Durante la creación del mundo, el primer día; Dios hizo la luz, y seguramente en un día con radiante sol, nacería Hedwige Portalet, quien iluminaría con una “Antorcha viva de Luz y Verdad”, el sendero hacia un mundo, que necesitaba ser más solidario, más sensible, más digno y sobre todo más humano; desde ese momento el universo se pintó de azul al fundarse en la ciudad de Toulouse (Francia), la Congregación de Religiosas Dominicas de la Inmaculada Concepción. Inicialmente la atención inmediata de nuestra Madre fundadora fue con aquellos seres privados de la luz natural y con deseos de conocer la luz de la fe, para luego sentir el llamado especial de asistir a personas que viven en profundas tinieblas. Este encuentro espiritual con nuestro Señor Jesucristo, la motivó a ser extensiva su inquietud a sus hermanas para servir con el corazón y ser colaboradoras en el engrandecimiento de una sociedad que clama amor, fe, esperanza y caridad.
Han transcurrido cien hermosos años, desde que recorrimos nuestros primeros pasos acompañados de grandes sueños y anhelos, trazados bajo la línea directriz de la Congregación de Religiosas Dominicas de la Inmaculada Concepción, por ello nuestro Reconocimiento y Gratitud a todas nuestras ilustres directoras, que entrelazando sus firmes manos y nobles corazones, cimentaron las bases sólidas donde hoy se exhibe esta monumental obra, emblema lambayecano, “Nuestra Señora del Rosario”. Una mención especial a quienes lideraron esta casa de estudios y hoy se encuentran en el edén celestial ubicando un sitio privilegiado, pues gozosas contemplan los innumerables frutos que han germinado de aquellas fecundas semillas que a base de esfuerzo un día sembraron.

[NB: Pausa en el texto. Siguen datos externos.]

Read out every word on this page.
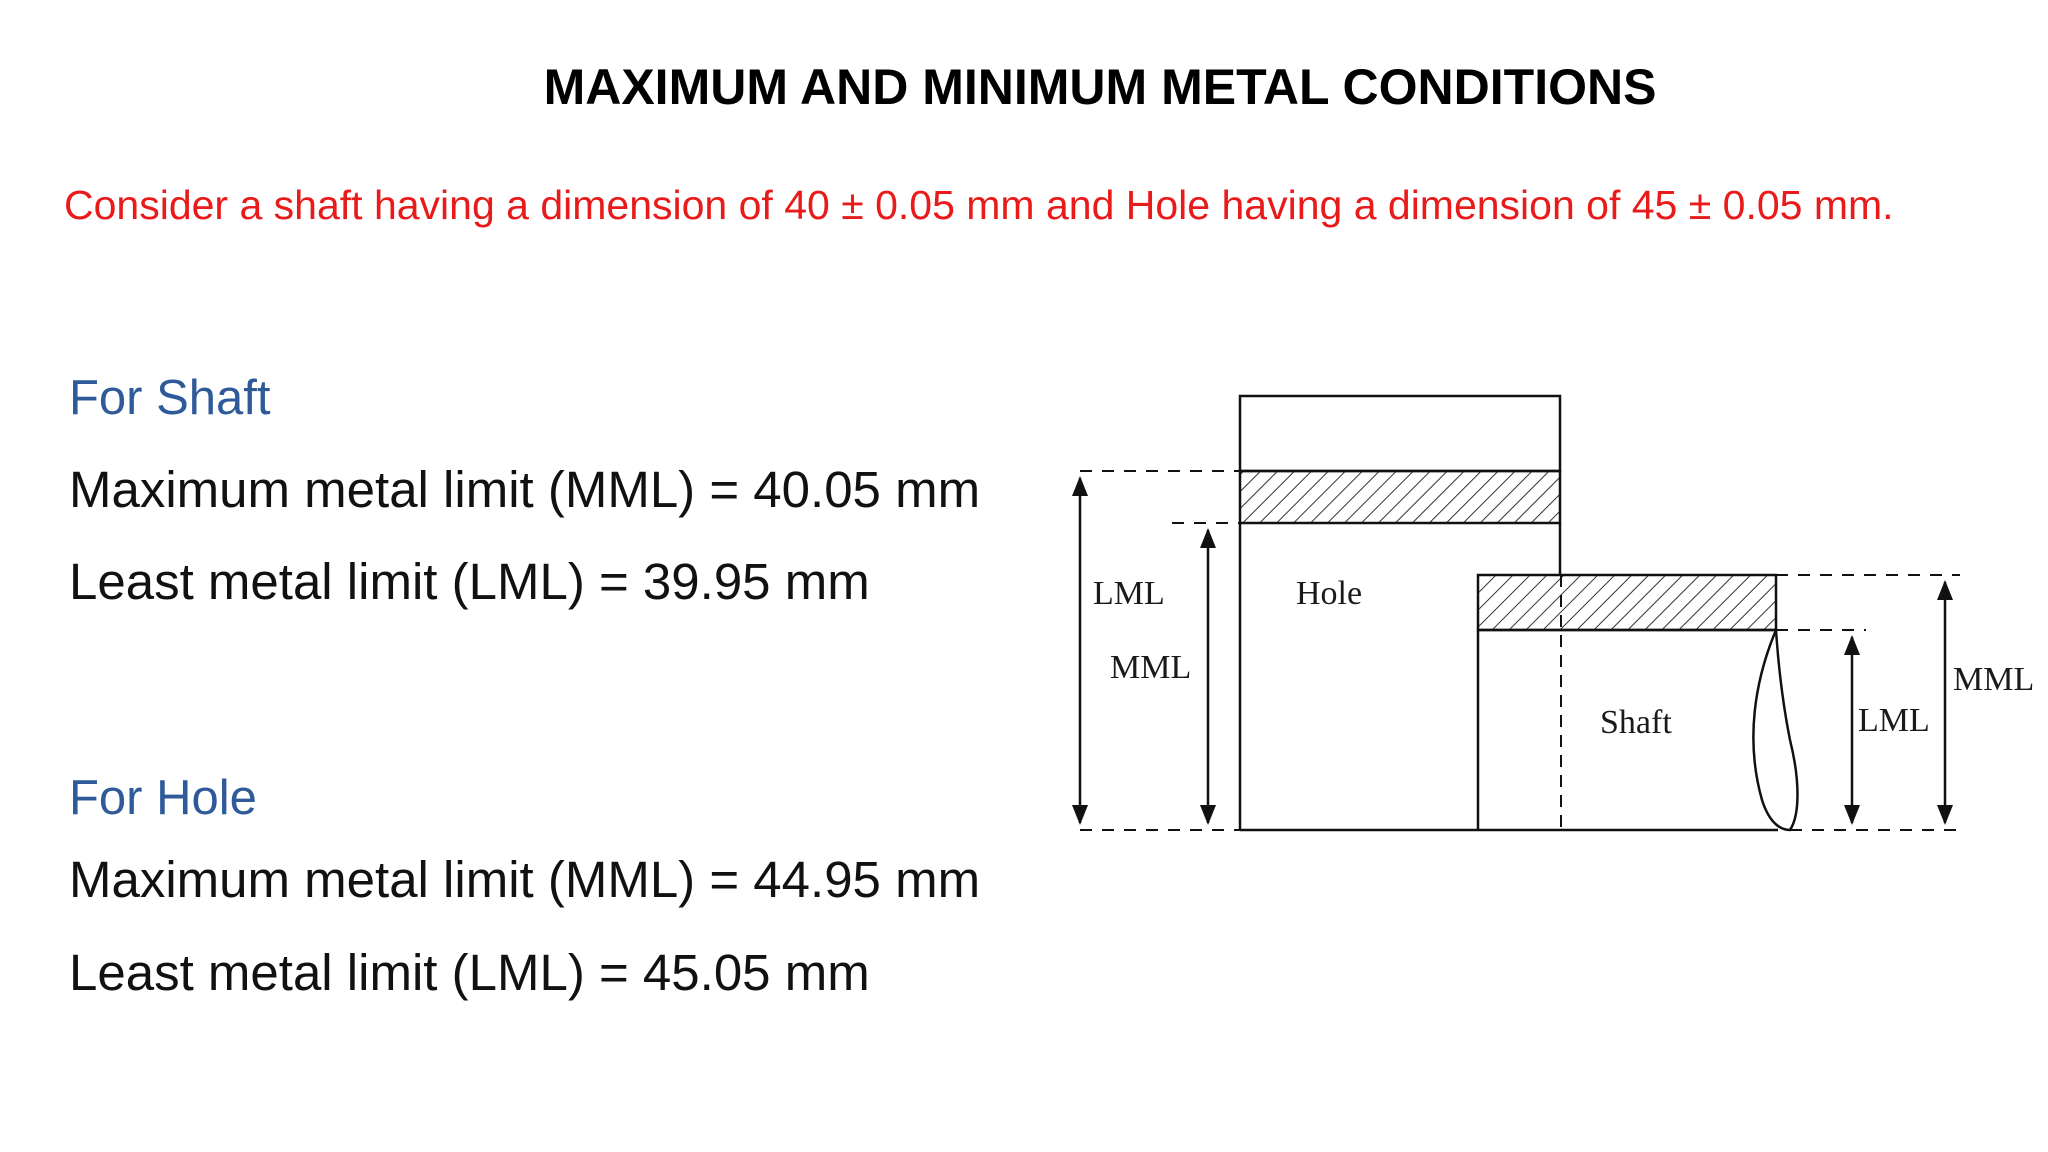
MAXIMUM AND MINIMUM METAL CONDITIONS
Consider a shaft having a dimension of 40 ± 0.05 mm and Hole having a dimension of 45 ± 0.05 mm.
For Shaft
Maximum metal limit (MML) = 40.05 mm
Least metal limit (LML) = 39.95 mm
For Hole
Maximum metal limit (MML) = 44.95 mm
Least metal limit (LML) = 45.05 mm
LML
MML
Hole
Shaft	LML
MML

Nuestro agradecimiento a Madre Diana Goetz, nuestra primera directora quien inauguró el año académico, en una ceremonia protocolar, un primero de mayo de 1918, su gestión fue tan exitosa que el Presidente de la República José Pardo y Barrera asistió a este magno evento, este detalle es trascendental para nuestra historia institucional, con ello se demuestra que desde sus inicios nuestra Sagrada Morada de Fe y Sabiduría resaltó como un faro de luz en esta cálida región de Lambayeque. Asimismo nuestra gratitud a Madre María Pierre, a Madre Marie Enmanuel Gillardd Gallariet, quienes se preocuparon por ofrecer a su alumnado una cálida infraestructura, apta para recibir una exigente formación, estableciendo una relación estrecha entre lo académico y lo espiritual. Mérito propio merece nuestra querida Madre Imelda López Tamayo, quien por su abnegada labor dejó imperecederos recuerdos en las mentes y corazones rosarinos, quienes tuvieron la oportunidad de conocerla ponderan sus extraordinarias cualidades en las que se conjugaban la bondad, la sapiencia y la sencillez. Es recordada como la religiosa recta y exigente, que corregía con amor. Y cómo no resaltar nuestra eterna gratitud a Madre María Magdalena Stagnaro Servido, cuyo lema fue “HACER DE NIÑAS DÉBILES, MUJERES ÚTILES A LA PATRIA Y EL HOGAR”, lideró nuestra escuela, veinticuatro gloriosos años, su ardua labor fue muy fructífera, constituyéndose de esta manera en una de las más grandes colaboradoras al servicio de la Educación Lambayecana.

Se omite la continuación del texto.